Pero no escribo solo para atrapar lo que vivo en palabras. No es el punto culminante de este misterioso proceso de vivir, también es el punto de partida. Yo no escribo sobre lo que sé sino sobre lo que quisiera saber, porque escribir es la mejor forma que conozco de enfocar mi pensamiento en aquello que me interesa, para que la curiosidad no se me quede en simples ganas o se me diluya en un montón de imprecisiones. Decía Borges que la literatura es un sueño dirigido y creo que tiene la razón. Para aquellos que soñamos de día y de noche, la palabra escrita es la mejor forma de dirigir nuestros sueños, de evitar que se diluyan inútilmente en la simple sucesión de los días.

Los Sofistas, los Eleatas, Borges, el Tao, y un montón de personas y filosofías nos enseñanza que nada puede comunicarse. Tal vez sea cierto. Decía Alfonso Reyes que la labor del poeta es como la batalla de Jacob contra el Ángel: Una batalla perdida de antemano entre lo humano y lo inefable. No se puede comunicar ninguna verdad y cada epifanía debe ser vivida por cada uno de nosotros para entenderla. Este texto tiene una dificultad adicional: no tiene ningún contenido, no hay una verdad que comunicar, sólo el deseo y la necesidad que he repetido hasta el cansancio en todas partes. ¿Cómo comunicar la sed? ¿Cómo usar las palabras para hacer que alguien que está satisfecho sienta hambre?
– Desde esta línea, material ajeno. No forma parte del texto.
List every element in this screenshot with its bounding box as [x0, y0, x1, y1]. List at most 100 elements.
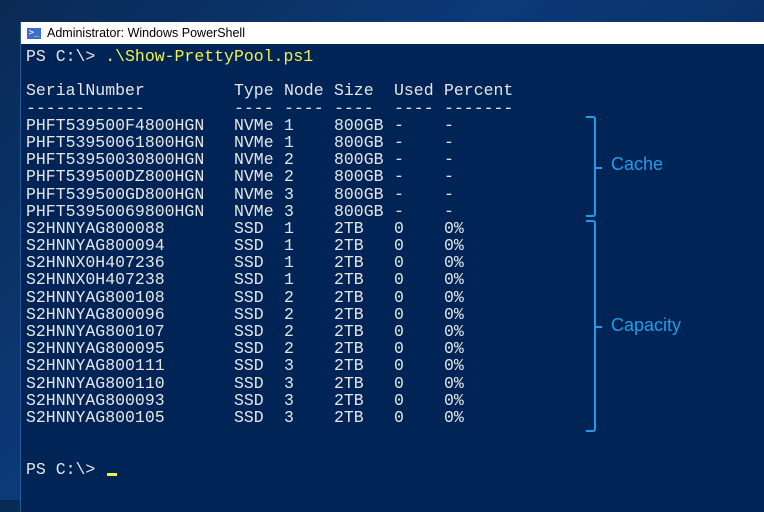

No lo sé. Tal vez no sea posible, pero me quedo con la esperanza de que si usted ha llegado hasta este punto sin aburrirse tal vez sienta también el hambre. No porque mis palabras sean lo suficientemente buenas como para comunicarla, sino porque tal vez, a pesar de lo deficientes que son, han resonado en usted como resuenan las cuerdas de una guitarra cuando una cuerda es tensada y los armónicos multiplican la vibración aunque no hayan sido tocadas. Tal vez no sea gracias a las palabras que nos entendemos sino a pesar de ellas, y tal vez usted ha reconocido el hambre que describo y se ha reconocido en ella. El oficio de escribir, como el oficio de leer, no es más que un ejercicio de esperanza.